PCI DSS 4.0: SAQ or RoC, and How to Decide in 2024
Compliance
PCI DSS 4.0 became mandatory in March 2024 and the SAQ versus RoC choice has real cost implications. Merchant level thresholds, sampling logic, and where most teams misread their obligations.
By Arjun Raghavan, Security & Systems Lead, BIPI · March 13, 2024 · 7 min read
PCI DSS 4.0 fully replaced 3.2.1 on 31 March 2024. A few transitional requirements remain best-practice until 31 March 2025, but the rest are mandatory now. The first decision any merchant or service provider faces is whether they file a Self-Assessment Questionnaire or commission a Report on Compliance. Getting this wrong is expensive in both directions.
Merchant level thresholds
Visa and Mastercard publish slightly different thresholds, but the working definitions in 2024 are: Level 1 means more than 6 million transactions per year, Level 2 means 1 to 6 million, Level 3 means 20,000 to 1 million ecommerce transactions, Level 4 means everything below that. Service providers crossing 300,000 transactions per year fall into Level 1 service provider scope.

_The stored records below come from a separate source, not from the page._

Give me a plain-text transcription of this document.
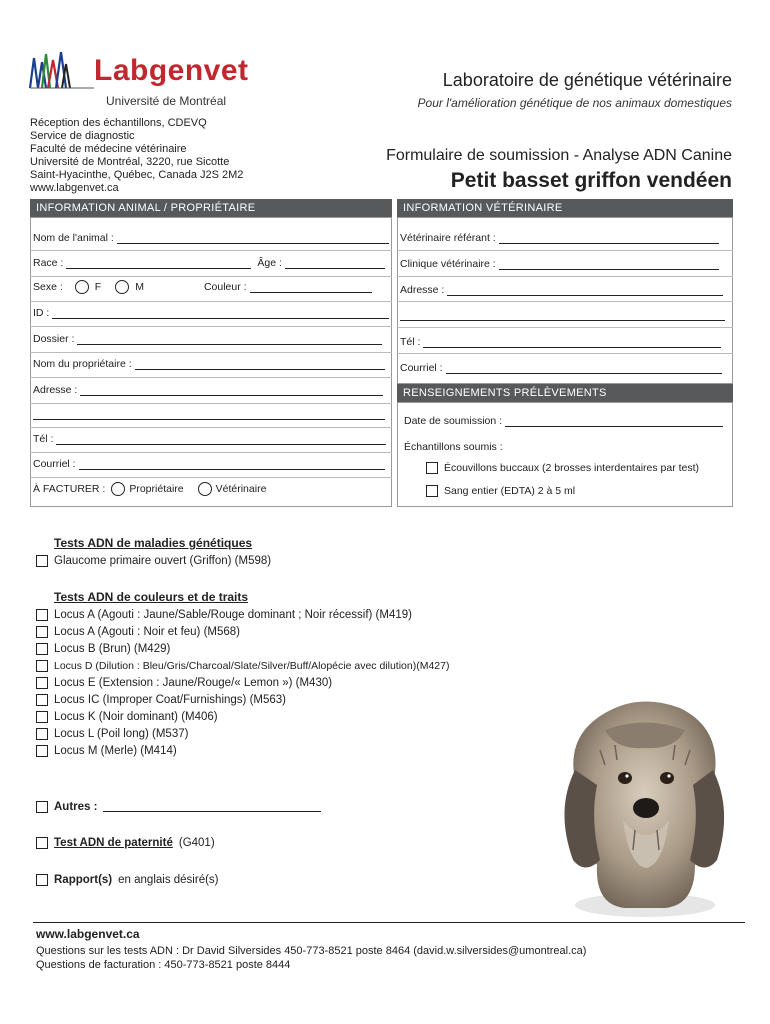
Labgenvet
Université de Montréal
Réception des échantillons, CDEVQ
Service de diagnostic
Faculté de médecine vétérinaire
Université de Montréal, 3220, rue Sicotte
Saint-Hyacinthe, Québec, Canada J2S 2M2
www.labgenvet.ca
Laboratoire de génétique vétérinaire
Pour l'amélioration génétique de nos animaux domestiques
Formulaire de soumission - Analyse ADN Canine
Petit basset griffon vendéen
INFORMATION ANIMAL / PROPRIÉTAIRE	INFORMATION VÉTÉRINAIRE
RENSEIGNEMENTS PRÉLÈVEMENTS
Nom de l'animal :
Race :	Âge :
Sexe :	F	M	Couleur :
ID :
Dossier :
Nom du propriétaire :
Adresse :
Tél :
Courriel :
À FACTURER : Propriétaire	Vétérinaire
Vétérinaire référant :
Clinique vétérinaire :
Adresse :
Tél :
Courriel :
Date de soumission :
Échantillons soumis :
Écouvillons buccaux (2 brosses interdentaires par test)
Sang entier (EDTA) 2 à 5 ml
Tests ADN de maladies génétiques
Glaucome primaire ouvert (Griffon) (M598)
Tests ADN de couleurs et de traits
Locus A (Agouti : Jaune/Sable/Rouge dominant ; Noir récessif) (M419)
Locus A (Agouti : Noir et feu) (M568)
Locus B (Brun) (M429)
Locus D (Dilution : Bleu/Gris/Charcoal/Slate/Silver/Buff/Alopécie avec dilution)(M427)
Locus E (Extension : Jaune/Rouge/« Lemon ») (M430)
Locus IC (Improper Coat/Furnishings) (M563)
Locus K (Noir dominant) (M406)
Locus L (Poil long) (M537)
Locus M (Merle) (M414)
Autres :
Test ADN de paternité (G401)
Rapport(s) en anglais désiré(s)
www.labgenvet.ca
Questions sur les tests ADN : Dr David Silversides 450-773-8521 poste 8464 (david.w.silversides@umontreal.ca)
Questions de facturation : 450-773-8521 poste 8444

- Level 1 merchants: mandatory RoC by a QSA every year
- Level 2 merchants: SAQ D plus quarterly ASV scans, RoC optional but often pushed by acquirers
- Level 3 merchants: SAQ A, A-EP, or D depending on architecture
- Level 4 merchants: SAQ at the discretion of the acquirer, often A or B-IP
The SAQ types that trip people up
SAQ A applies only if you fully outsource cardholder data and your website does not even render the payment form. SAQ A-EP applies the moment your site touches the payment page, even via an iframe with custom JavaScript. The 4.0 revision tightened this with requirement 6.4.3 and 11.6.1, which mandate script integrity monitoring and tamper detection. Most ecommerce stores using a hosted checkout still drift into A-EP scope because of analytics, chat widgets, or A/B testing scripts on the checkout page.
Cost difference
A QSA-led RoC for a Level 1 merchant in 2024 runs 60,000 to 250,000 USD depending on environment complexity, segmentation, and number of locations. A Level 2 SAQ D with quarterly ASV scans and an internal vulnerability program runs 15,000 to 40,000 USD per year including tooling. Level 3 SAQ A merchants can stay under 8,000 USD per year if their architecture is clean.
Sampling logic for service providers
If you operate a multi-tenant SaaS platform and your customers fall into PCI scope, your service provider RoC sampling matters. QSAs sample environments, not customers. A poorly segmented multi-tenant database forces the QSA to treat every tenant as in-scope. Segmentation testing under requirement 11.4.5 is now annual and uses penetration testing to validate isolation between tenants.
Practical decision tree
- Confirm transaction volume with your acquirer in writing, not your internal data warehouse
- Map every script that loads on any page that touches the payment form
- Decide whether to invest in tokenization or hosted iframes to drop to SAQ A scope
- If staying in SAQ A-EP or D, budget for ASV scans and quarterly internal vulnerability assessments
- Engage a QSA early for any RoC, six months before the assessment window
Enforcement reality
Acquiring banks rarely audit your SAQ for accuracy. They will check that you filed one. Where enforcement bites is post-breach. A merchant that filed SAQ A while operating in A-EP territory faces fines, forensic investigator fees, and card brand penalties that easily exceed the cost of correct scoping. We have seen these run to 400,000 USD for what should have been a 25,000 USD program.